Originally Posted by amirm
Originally Posted by kbarnes701
In an ABX test, there are only two outcomes too - 1 that the testee can hear a difference and 2 that the testee cannot hear a difference.
As logical as that may sound, unfortunately it is not true. If we could tell what a tester had * heard*, the game would be over as we would know with 100% certainty what is audible! Alas, we can't. We don't have ESP and hence no knowledge of what the person heard. What we know is how they voted. Those are not the same things although very well could be.
A good example is the DVD Forum double blind tests to determine the high definition video codec for HD DVD (which later became that of Blu-ray). In that test, a number of codecs were being tested against the original in a side-by-side display of the original on one side and the one under test, on the other.
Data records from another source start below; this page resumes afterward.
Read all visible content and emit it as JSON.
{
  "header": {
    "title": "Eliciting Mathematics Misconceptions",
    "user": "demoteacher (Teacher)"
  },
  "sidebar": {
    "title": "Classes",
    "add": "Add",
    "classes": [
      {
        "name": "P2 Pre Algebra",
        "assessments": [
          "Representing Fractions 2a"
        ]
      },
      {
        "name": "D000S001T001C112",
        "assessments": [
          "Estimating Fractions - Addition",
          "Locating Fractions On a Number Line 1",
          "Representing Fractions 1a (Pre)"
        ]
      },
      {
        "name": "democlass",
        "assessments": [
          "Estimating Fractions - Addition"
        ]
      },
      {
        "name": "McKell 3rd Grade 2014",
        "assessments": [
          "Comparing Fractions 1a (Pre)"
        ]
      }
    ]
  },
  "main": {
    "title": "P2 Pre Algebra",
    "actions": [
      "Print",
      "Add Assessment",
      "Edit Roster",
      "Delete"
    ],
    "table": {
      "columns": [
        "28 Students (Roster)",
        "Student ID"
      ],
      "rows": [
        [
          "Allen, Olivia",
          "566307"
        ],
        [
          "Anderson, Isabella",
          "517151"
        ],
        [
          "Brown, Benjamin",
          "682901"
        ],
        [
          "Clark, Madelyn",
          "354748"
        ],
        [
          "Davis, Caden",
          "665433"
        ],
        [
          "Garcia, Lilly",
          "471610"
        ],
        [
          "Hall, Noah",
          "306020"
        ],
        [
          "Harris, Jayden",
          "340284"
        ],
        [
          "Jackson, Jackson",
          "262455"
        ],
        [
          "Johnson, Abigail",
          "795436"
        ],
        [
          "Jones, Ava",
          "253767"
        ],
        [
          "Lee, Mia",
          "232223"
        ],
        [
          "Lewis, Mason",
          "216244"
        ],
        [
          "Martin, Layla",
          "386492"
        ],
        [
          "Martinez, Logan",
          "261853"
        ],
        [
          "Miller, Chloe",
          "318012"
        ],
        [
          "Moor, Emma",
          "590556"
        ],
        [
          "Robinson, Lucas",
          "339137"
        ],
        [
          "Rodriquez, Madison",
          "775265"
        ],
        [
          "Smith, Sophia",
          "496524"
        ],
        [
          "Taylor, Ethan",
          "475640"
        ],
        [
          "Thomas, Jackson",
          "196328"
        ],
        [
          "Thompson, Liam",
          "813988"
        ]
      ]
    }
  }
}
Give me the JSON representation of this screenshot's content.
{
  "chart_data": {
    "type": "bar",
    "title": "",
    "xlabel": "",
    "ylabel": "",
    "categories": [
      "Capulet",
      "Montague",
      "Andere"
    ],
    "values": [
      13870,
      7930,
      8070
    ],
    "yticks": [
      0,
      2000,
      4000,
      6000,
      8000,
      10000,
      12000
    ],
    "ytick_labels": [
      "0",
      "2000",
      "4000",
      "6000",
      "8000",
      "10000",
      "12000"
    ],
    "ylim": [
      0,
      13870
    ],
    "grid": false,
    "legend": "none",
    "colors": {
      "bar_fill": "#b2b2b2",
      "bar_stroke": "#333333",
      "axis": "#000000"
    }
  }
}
In the mix was also the original itself as a control. The scale was something like 1 to 5. The original got a score of ~4.7 or something like it. Clearly no tester "saw" a difference between it and the original because by definition it was the same file. What then explains the difference? One of two things occurred: the tester imagined seeing a difference. Or more likely, he saw no difference but gave it a low score anyway under the assumption that all the samples were degraded and he did not want to be the only schmuck who didn't see it!
The story gets better. In one test, one of the codecs actually scored higher than the reference itself!
Human psychology and bias is at play even in double blind tests. And males can be terrible this way and corrupt test results as they tend to want to "win" any competition to find the right answer. I hope one day we can discover what you say: the ability to determine what is being heard. We have to get the person voting out of the equation. This is why if we can show something with measurement and math, it is much more preferable than relying on tests where we can't as easily as above determine incorrect voting.
The flaw with this little anecdote is that the facts seem to relate to a DBT that was not ABX, and was probably some form of ABC/hr or ABCD/hr, MUSHRA etc.
The alleged flaw with the cited test that was found cannot possibly happen in ABX tests.
In an ABX test, the listener has to identify an unknown sample X as being A or B, with A (usually the original) and B (usually the encoded version) available for reference. The outcome of a test must be statistically significant. This setup ensures that the listener is not biased by his/her expectations, and that the outcome is not likely to be the result of chance. If sample X cannot be determined reliably with a low p-value in a predetermined number of trials, then the null hypothesis cannot be rejected and it cannot be proved that there is a perceptible difference between samples A and B. This usually indicates that the encoded version will actually be transparent to the listener.
In an ABC/HR test, C is the original which is always available for reference. A and B are the original and the encoded version in randomized order. The listener must first distinguish the encoded version from the original (which is the Hidden Reference that the "HR" in ABC/HR stands for), prior to assigning a score as a subjective judgment of the quality. Different encoded versions can be compared against each other using these scores.
In MUSHRA (MUltiple Stimuli with Hidden Reference and Anchor), the listener is presented with the reference (labeled as such), a certain number of test samples, a hidden version of the reference and one or more anchors. The purpose of the anchor(s) is to make the scale be closer to an "absolute scale", making sure that minor artifacts are not rated as having very bad quality.
The Wikipedia article seems to be sufficient to make the differences in terms of purpose and execution among these three kinds of testing clear enough to the average reader. Somehow Amir missed the boat.